Solutions to last-minute hunting problems need not be ideal.
Sometimes it seems like nothing is going your way. That's what I'm experiencing right now as I prepare for a Wisconsin bowhunt with pack manufacturer Mystery Ranch.
I purchased a new crossbow early this year. I shot it a few times to get it close, but I ran out of scope adjustment with the bow still shooting high. I assumed (yes, there's that word) there was an issue with the included scope, or that I might need to remount it and start from scratch.
And then magazine season kicked in, pushing the crossbow out of my mind ... until about two weeks ago when I started to prepare for the Wisconsin bowhunt. Remounting the scope and rings in several different positions didn't solve the problem, so I contacted new Buckmasters sponsor Sig Sauer and ordered a Sierra3 BDX in 2.5-8x32 – a really nice optic for a crossbow.
When I finally got around to mounting the new Sig this week, guess what. I ran out of adjustment again. The problem apparently isn't with the optics.
Unfortunately for me, I leave in six days and do not have time to send in the crossbow for service. To complicate matters further, I just had surgery recently and haven't been able to shoot a compound bow. I might be able to draw my bow now, but I wouldn't try to hunt without a few weeks of practice.

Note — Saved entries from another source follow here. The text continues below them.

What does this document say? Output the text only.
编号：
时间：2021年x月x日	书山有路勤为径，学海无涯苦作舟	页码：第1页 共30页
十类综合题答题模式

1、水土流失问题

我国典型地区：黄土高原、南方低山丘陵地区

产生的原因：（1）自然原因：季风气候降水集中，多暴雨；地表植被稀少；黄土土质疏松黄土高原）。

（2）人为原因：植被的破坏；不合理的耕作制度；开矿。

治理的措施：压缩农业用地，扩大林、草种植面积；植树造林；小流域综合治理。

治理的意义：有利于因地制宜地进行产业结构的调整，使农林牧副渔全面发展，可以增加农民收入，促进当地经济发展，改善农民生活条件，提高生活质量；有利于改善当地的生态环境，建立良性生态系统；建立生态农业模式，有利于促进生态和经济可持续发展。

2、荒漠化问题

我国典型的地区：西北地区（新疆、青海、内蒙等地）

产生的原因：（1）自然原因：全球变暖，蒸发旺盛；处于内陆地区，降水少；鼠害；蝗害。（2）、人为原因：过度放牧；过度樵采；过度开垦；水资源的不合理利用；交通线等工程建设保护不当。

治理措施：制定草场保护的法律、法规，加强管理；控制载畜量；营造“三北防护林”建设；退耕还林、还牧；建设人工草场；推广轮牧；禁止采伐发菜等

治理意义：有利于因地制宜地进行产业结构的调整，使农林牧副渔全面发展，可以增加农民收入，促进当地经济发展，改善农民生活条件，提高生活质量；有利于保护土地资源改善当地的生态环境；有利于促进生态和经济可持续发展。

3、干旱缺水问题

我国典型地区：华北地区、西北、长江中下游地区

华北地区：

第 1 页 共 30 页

So, right now you're listing off all the things I should have done, not the least of which is positively identifying and taking action on the problem when I first noticed it. And you're right. But that doesn't solve the current dilemma.
As a deer hunter, you will be faced with problems like this. Equipment fails, weather ruins plans, land changes hands ... so many things can go wrong, and with deer seasons so short, your time to respond is limited.
In my particular case, I cut apart a soda can and placed two slivers of aluminum under the front scope mount. This is not ideal, nor is it something I would just perform and forget about. But it will get me through this deer season, after which I will send the bow back to the manufacturer for inspection and repair.
That, in a nutshell, is this week's tip: Last-minute solutions to hunting problems don't have to be ideal. They just have to get you back in action as quickly as possible (within the parameters of an ethical hunt).
My shim job on the scope is rock solid, and if I do my part, I won't have any problem taking a deer. If your hunting ground suddenly becomes off limits, ask around and find something just for this season. You won't have any knowledge of the property or the deer on it, but you will have infinitely better odds there than sitting at home. If your gun suddenly won't hold a pattern just days before the opener, borrow a gun to get you through (but please shoot it a few times to check the zero and become familiar with it). You get the idea. Do what you have to do for now.
Whether it's one of these examples or something else, you will be faced with challenges this year and every year. How you respond will make or break your season. Even if your solution is for the short-term, take the opportunity to get back in the game.